SEBRING - When Highlands County deputies first arrived at the residence at 4315 Lakewood Road, they feared a human body was inside, as the odor coming from the home was so strong it could be smelled from the roadway, an arrest report said.
But, instead, they found animal feces in every room and 27 cats and 18 dogs that suffered from dehydration, malnutrition, fleas and in many cases, mange, the report said.
Michelle A. Brown, 59, 1029 Ward Circle, Oviedo, the occupant of the house at the time, was arrested and charged with 45 counts of felony animal neglect.
Brown told deputies she "got in over my head," in keeping so many animals and said she tried to give some or all to shelters, but they were full, the report said.
She also said she had difficulty talking care of the animals because she was out of work, but the report added that "she had a few shopping bags inside her vehicle with what appeared to be newly purchased items."
Deputies arrested her after discovering that the "animals were severely dehydrated, severely malnourished and were infested with fleas," the report said. "Some of the canines and felines appear to have mange throughout their body due to lack of care by Brown.
It was determined after removing the animals, three of the canines were found to be in grave condition and required immediate control by the Highlands County Animal Control.
"Due to the severe level of malnutrition, several of the canines were unable to even walk, and their skeletal structure was clearly visible," the report added.
The entire residence, including the garage, had animal feces, the report said. "Due to the amount of fecal matter on the floor within the residence, it was almost impossible to tell what the surface of the floor was."

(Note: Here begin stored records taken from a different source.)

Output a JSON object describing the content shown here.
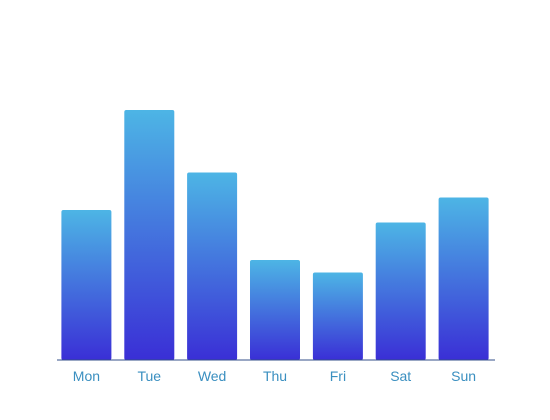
{
  "chart_data": {
    "type": "bar",
    "categories": [
      "Mon",
      "Tue",
      "Wed",
      "Thu",
      "Fri",
      "Sat",
      "Sun"
    ],
    "values": [
      120,
      200,
      150,
      80,
      70,
      110,
      130
    ],
    "ylim": [
      0,
      240
    ],
    "grid": false,
    "legend": "none",
    "title": "",
    "xlabel": "",
    "ylabel": "",
    "colors": {
      "bar_top": "#4db5e5",
      "bar_bottom": "#3a2fd6",
      "axis": "#334f8a",
      "tick_label": "#3a8fc0"
    }
  }
}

Some of the animals were locked in crates that weren't large enough for them to stand up or turn around, the report said.
Some of the animals' food and water bowls contained a large amount of animal feces that appeared to be several weeks old, the report said.
"It appeared some animals were consuming their own fecal matter in order to survive, as there was fecal matter on several of the animal's faces."
"The odor emitting from the animals themselves was so potent that law enforcement on scene had to wear masks and personnel protective equipment in order to complete their assigned tasks," the report added.